中国でアステラス製薬の現地法人に勤務する50代の日本人幹部男性が拘束された事件は、北京の日本人社会に衝撃を与えている。
この男性は中国での勤務歴が約20年にも及び、中国に進出する日系企業の団体「中国日本商会」の理事も担った。経産省の「国際ルール形成戦略研修」における「ルール形成戦略の取り組み事例」として、「中国日本商会によるロビイング事業」で講師役となったこともある。いわば中国を知り尽くしているベテラン駐在員であっても「標的」となるのだ。しかも、男性は日本に帰国するため空港に向かう途中で拘束された。

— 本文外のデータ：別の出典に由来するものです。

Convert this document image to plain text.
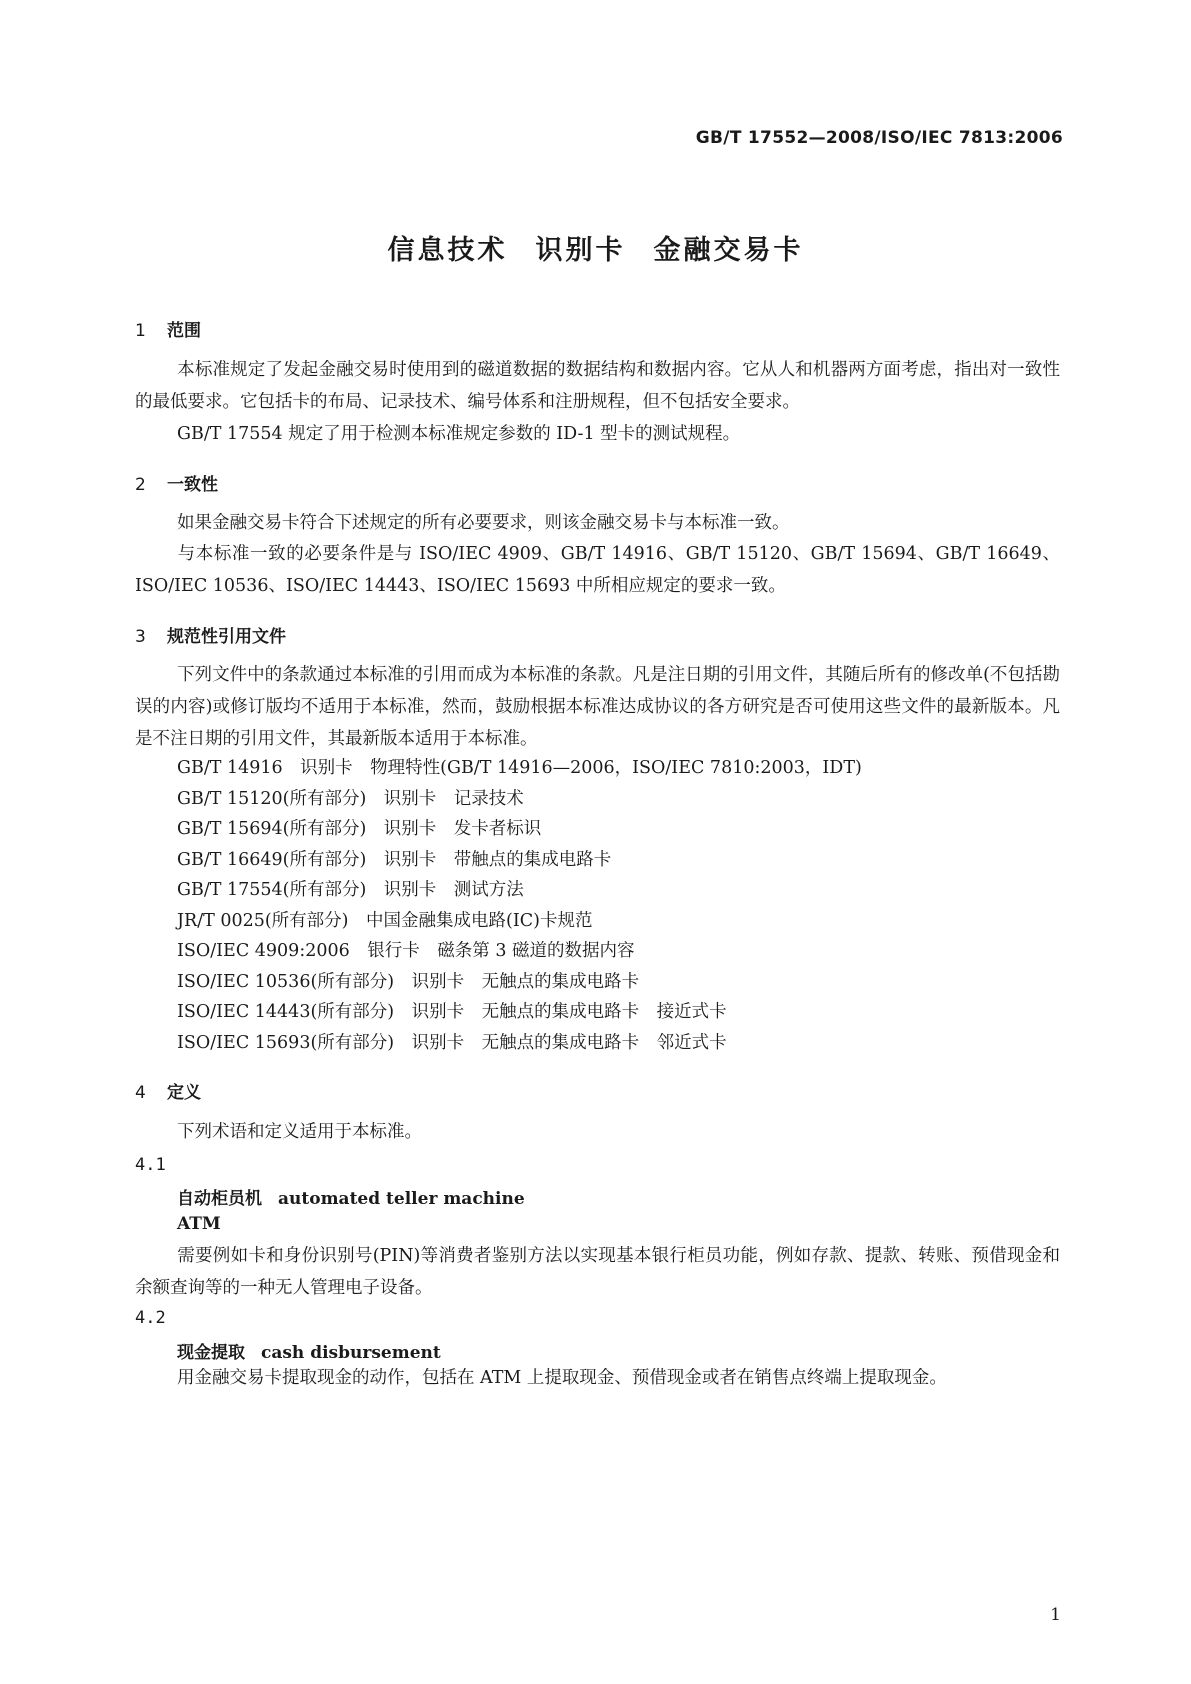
GB/T 17552—2008/ISO/IEC 7813:2006
信息技术 识别卡 金融交易卡
1 范围
本标准规定了发起金融交易时使用到的磁道数据的数据结构和数据内容。它从人和机器两方面考虑，指出对一致性的最低要求。它包括卡的布局、记录技术、编号体系和注册规程，但不包括安全要求。
GB/T 17554 规定了用于检测本标准规定参数的 ID-1 型卡的测试规程。
2 一致性
如果金融交易卡符合下述规定的所有必要要求，则该金融交易卡与本标准一致。
与本标准一致的必要条件是与 ISO/IEC 4909、GB/T 14916、GB/T 15120、GB/T 15694、GB/T 16649、ISO/IEC 10536、ISO/IEC 14443、ISO/IEC 15693 中所相应规定的要求一致。
3 规范性引用文件
下列文件中的条款通过本标准的引用而成为本标准的条款。凡是注日期的引用文件，其随后所有的修改单(不包括勘误的内容)或修订版均不适用于本标准，然而，鼓励根据本标准达成协议的各方研究是否可使用这些文件的最新版本。凡是不注日期的引用文件，其最新版本适用于本标准。
GB/T 14916　识别卡　物理特性(GB/T 14916—2006，ISO/IEC 7810:2003，IDT)
GB/T 15120(所有部分)　识别卡　记录技术
GB/T 15694(所有部分)　识别卡　发卡者标识
GB/T 16649(所有部分)　识别卡　带触点的集成电路卡
GB/T 17554(所有部分)　识别卡　测试方法
JR/T 0025(所有部分)　中国金融集成电路(IC)卡规范
ISO/IEC 4909:2006　银行卡　磁条第 3 磁道的数据内容
ISO/IEC 10536(所有部分)　识别卡　无触点的集成电路卡
ISO/IEC 14443(所有部分)　识别卡　无触点的集成电路卡　接近式卡
ISO/IEC 15693(所有部分)　识别卡　无触点的集成电路卡　邻近式卡
4 定义
下列术语和定义适用于本标准。
4.1
自动柜员机 automated teller machine
ATM
需要例如卡和身份识别号(PIN)等消费者鉴别方法以实现基本银行柜员功能，例如存款、提款、转账、预借现金和余额查询等的一种无人管理电子设备。
4.2
现金提取 cash disbursement
用金融交易卡提取现金的动作，包括在 ATM 上提取现金、预借现金或者在销售点终端上提取现金。
1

中国外務省の毛寧報道官はこの男性について「スパイ活動に従事し、中国の反スパイ法などに違反した疑いがある」と説明したが、さる北京現地法人幹部は、
「製薬業界が中国にスパイされ、技術を盗まれることはあっても、こちらがスパイすることなんてありえない」
と憤る。男性は今後、どうなるか。2016年に同じくスパイ活動をしたとして中国当局に拘束された、日中青年交流協会元理事長・鈴木英司氏のケースが参考になる。
鈴木氏はおよそ半年間にわたり、ホテルの一室で「居住監視」と称し、24時間の監視下に置かれた。カーテンが閉められた部屋で窓に近寄ることも許されず、日光を浴びることができたのはわずか1日。それも15分だけだった。
鈴木氏は身に覚えのないスパイ容疑に対し、否認を続けたものの、中国では訴えが認められることはない。スパイ罪による有罪が確定し、3年9カ月を拘置所、1年11カ月を刑務所で過ごすハメになったのだ。
今回の幹部男性も同じように、6年近い拘束生活を送ることになるのか。鈴木氏の例を見ても、日本政府が強硬に中国側に救出を要求するかといえば、かなり疑わしい。鈴木氏と同じく「日中友好人士」であっても、スパイと決めつけられる。中国に進出する日本企業は、肝に銘じるべきだろう。